The Church of Jesus Christ of Latter-day Saints has been granted permission to start building a large church in the New York City borough of Queens, despite heavy opposition from city officials.

People sit by a reflecting pool outside the Salt Lake Mormon temple as they wait in line to attend the fifth session of the 181st Semiannual General Conference of the Church of Jesus Christ of Latter-day Saints in Salt Lake City, Utah October 2, 2011. |

The Board of Standards and Appeals in Flushing, Queens gave the Mormons the go ahead earlier this week, and the church will now be able to erect a large two-story house of worship with 55 underground parking spaces and a nine-story steeple – despite the facility being twice the size of the limit placed on buildings in the residential area.

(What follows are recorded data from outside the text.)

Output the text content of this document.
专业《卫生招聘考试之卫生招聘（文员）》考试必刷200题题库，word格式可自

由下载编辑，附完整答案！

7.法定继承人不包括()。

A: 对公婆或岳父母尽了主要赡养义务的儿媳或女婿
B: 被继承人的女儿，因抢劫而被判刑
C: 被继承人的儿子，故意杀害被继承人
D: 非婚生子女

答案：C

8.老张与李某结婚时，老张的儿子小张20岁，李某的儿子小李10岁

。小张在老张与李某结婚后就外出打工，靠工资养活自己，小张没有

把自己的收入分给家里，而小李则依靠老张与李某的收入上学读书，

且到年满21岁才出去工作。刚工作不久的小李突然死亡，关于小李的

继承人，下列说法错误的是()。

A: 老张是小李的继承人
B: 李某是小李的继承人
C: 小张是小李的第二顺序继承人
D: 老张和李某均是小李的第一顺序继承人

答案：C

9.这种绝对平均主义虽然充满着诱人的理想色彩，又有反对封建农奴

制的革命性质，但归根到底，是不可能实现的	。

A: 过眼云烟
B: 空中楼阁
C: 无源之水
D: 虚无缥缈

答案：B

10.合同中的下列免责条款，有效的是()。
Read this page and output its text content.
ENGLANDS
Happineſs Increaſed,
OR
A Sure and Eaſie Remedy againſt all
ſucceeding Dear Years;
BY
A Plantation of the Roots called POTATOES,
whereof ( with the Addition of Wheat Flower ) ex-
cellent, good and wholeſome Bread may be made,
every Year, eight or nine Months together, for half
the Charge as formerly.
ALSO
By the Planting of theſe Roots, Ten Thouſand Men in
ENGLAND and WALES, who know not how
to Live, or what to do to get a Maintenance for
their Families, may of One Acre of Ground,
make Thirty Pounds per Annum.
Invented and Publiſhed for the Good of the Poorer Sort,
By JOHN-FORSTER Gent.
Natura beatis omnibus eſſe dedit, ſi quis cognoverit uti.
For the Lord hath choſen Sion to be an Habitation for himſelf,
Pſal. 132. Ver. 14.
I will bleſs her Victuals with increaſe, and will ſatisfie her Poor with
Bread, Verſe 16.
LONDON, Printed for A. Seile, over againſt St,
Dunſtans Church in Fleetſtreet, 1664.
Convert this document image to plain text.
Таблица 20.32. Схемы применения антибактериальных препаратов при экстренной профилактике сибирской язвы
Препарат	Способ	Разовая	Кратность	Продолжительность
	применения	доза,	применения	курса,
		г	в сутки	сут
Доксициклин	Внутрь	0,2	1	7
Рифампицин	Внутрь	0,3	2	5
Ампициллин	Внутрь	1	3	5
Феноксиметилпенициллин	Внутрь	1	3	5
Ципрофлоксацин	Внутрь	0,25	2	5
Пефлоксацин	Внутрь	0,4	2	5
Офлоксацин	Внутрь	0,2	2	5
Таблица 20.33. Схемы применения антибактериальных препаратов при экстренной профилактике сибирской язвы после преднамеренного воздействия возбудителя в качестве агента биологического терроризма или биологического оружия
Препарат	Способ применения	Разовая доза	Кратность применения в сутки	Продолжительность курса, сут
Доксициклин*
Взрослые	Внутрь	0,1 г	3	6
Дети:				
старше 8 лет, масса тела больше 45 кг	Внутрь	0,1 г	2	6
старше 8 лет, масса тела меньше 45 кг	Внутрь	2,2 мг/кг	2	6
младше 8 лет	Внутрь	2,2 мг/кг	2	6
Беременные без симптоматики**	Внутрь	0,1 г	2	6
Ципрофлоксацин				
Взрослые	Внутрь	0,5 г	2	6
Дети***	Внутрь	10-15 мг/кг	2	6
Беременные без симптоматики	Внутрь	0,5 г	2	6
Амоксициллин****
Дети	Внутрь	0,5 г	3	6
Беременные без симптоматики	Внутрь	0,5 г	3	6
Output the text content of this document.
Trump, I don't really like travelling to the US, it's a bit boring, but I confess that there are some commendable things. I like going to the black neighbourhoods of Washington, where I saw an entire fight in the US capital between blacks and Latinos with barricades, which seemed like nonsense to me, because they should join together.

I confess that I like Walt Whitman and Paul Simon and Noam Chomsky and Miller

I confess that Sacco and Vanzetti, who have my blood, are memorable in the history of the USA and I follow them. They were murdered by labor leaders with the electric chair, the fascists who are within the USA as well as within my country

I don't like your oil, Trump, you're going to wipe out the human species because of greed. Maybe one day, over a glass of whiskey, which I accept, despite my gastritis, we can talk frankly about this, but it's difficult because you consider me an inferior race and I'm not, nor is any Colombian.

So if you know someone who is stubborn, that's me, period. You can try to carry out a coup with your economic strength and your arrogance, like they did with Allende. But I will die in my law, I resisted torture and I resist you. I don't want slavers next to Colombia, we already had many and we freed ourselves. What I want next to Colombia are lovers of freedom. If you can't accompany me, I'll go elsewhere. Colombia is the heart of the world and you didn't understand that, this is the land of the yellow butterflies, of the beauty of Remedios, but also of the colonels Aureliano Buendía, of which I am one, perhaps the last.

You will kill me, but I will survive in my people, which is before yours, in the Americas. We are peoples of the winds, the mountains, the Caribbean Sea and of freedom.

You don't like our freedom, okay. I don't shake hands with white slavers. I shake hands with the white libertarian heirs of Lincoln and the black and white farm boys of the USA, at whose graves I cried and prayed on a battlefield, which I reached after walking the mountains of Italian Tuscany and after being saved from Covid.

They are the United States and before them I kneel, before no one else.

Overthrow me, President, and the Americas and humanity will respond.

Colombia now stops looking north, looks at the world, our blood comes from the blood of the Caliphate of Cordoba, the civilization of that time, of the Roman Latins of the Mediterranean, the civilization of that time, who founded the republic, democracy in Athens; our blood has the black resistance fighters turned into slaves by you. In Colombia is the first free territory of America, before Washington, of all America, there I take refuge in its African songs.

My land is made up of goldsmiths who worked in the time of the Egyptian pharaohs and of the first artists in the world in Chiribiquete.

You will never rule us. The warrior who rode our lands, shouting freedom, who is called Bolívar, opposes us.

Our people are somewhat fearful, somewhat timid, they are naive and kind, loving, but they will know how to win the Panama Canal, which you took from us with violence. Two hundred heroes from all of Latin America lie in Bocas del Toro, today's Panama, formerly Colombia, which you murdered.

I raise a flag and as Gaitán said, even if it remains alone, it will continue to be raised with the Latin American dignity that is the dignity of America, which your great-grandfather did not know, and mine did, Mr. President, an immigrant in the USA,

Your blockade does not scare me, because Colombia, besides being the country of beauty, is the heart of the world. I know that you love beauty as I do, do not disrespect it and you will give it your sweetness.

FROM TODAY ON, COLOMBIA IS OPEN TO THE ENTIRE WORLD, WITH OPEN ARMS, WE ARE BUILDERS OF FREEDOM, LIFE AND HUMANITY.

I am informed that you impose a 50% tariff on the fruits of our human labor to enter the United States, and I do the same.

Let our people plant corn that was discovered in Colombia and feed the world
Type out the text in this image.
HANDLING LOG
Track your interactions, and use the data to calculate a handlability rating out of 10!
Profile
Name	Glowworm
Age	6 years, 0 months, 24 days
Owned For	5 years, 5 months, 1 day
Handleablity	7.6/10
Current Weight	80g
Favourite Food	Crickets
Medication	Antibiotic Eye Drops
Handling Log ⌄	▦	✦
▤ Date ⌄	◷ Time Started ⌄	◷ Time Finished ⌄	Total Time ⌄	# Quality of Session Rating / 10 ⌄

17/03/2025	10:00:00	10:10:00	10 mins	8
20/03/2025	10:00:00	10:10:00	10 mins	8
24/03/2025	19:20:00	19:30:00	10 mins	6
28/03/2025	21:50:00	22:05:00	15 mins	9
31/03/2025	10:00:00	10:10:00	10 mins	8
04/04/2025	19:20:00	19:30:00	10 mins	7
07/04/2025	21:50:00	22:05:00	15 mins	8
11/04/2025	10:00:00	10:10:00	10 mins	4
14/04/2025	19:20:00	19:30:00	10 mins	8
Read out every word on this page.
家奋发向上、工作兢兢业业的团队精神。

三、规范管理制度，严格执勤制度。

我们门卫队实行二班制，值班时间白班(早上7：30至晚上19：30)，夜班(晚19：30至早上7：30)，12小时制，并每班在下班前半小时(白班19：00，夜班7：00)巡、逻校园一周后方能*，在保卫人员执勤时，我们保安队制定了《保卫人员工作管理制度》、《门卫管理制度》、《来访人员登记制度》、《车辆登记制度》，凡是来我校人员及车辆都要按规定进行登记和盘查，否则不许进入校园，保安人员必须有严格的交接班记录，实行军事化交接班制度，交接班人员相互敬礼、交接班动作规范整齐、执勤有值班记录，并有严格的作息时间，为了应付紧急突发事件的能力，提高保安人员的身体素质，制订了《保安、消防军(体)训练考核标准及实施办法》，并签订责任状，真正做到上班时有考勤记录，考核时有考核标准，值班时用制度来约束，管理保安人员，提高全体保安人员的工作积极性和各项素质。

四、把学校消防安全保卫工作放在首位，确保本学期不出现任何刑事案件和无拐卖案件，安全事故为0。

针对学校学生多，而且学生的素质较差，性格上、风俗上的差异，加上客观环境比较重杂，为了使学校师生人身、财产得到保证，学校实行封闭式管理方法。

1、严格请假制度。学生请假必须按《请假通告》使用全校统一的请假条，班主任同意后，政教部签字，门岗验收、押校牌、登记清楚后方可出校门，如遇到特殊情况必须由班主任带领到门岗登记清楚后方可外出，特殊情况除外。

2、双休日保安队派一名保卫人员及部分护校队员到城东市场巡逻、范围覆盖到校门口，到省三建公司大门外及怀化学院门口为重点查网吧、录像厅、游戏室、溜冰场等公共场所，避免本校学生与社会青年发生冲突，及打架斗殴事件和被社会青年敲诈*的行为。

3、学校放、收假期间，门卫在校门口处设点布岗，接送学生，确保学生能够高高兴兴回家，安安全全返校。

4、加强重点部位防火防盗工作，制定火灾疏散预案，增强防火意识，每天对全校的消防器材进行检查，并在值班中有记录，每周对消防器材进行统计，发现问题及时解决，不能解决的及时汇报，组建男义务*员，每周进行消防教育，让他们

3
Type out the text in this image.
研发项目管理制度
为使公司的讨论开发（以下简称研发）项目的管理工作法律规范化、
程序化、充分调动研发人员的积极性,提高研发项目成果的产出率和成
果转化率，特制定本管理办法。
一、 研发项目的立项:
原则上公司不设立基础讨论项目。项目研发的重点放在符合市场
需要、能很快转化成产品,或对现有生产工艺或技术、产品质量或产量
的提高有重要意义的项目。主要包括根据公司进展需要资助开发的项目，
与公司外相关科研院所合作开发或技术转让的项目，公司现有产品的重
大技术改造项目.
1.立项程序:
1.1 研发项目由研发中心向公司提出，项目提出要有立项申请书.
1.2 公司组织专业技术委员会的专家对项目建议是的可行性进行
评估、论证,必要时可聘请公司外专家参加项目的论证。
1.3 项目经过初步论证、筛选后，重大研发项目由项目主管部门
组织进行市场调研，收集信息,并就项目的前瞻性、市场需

"I am somewhere between outraged and disappointed," expressed Tyler Cassell, a member of local Community Board 7 and president of the North Flushing Civic Association.

"These laws were written to protect the character of our neighborhoods; now they are meaningless," he added, asking why the Mormon Church has been given such an exemption.

"That's why I call it public enemy number 1," expressed state Tony Avella (D-Bayside) about the BSA. "The decision undermines everything we've done to downzone."

Avella has been fighting hard on the side of local residents and the surrounding neighborhoods opposed to such an over-sized place of worship being built on their grounds, but the Mormon Church has understandably been delighted with the decision.

"The church applauds the BSA's ruling. It affirms that the permit application and plans to build are within the law," expressed Mormon spokesman Ahmad Corbitt.

"Nevertheless, we look forward to continued dialogue with our neighbors on ways to fit the coming meetinghouse comfortably into the neighborhood without sacrificing the church's well-established worship needs. Members of the community have been open-minded and levelheaded in ongoing discussions in this regard," he added.

Community Board 7 and Borough President Helen Marshall have also been against the new building, explaining that such a large church would be "out of character and scale" with the surrounding neighborhoods in Flushing.

"Based on case law, the BSA may have had basis for their unanimous vote of approval, but based on the constant misrepresentations made by the LDS Church, I don't believe there ever was a credible case," expressed Chuck Apelian, chairman of Community Board 7's Land Use Committee.

Avella is even considering filing an Article 78 against the BSA, which can be made against decisions made by a city or state agency in the New York courts. The lawsuit could push pack the date of when construction on the Mormon building can begin – but the filing fee alone is $20,000, The Queens Chronicle reported.

The Mormon Church will be allowed 9,000 square feet for classrooms, 16 Bible study rooms, and the congregation size may exceed the 350 limit size, which is already above and beyond the average amount of worshipers per church in the neighborhood.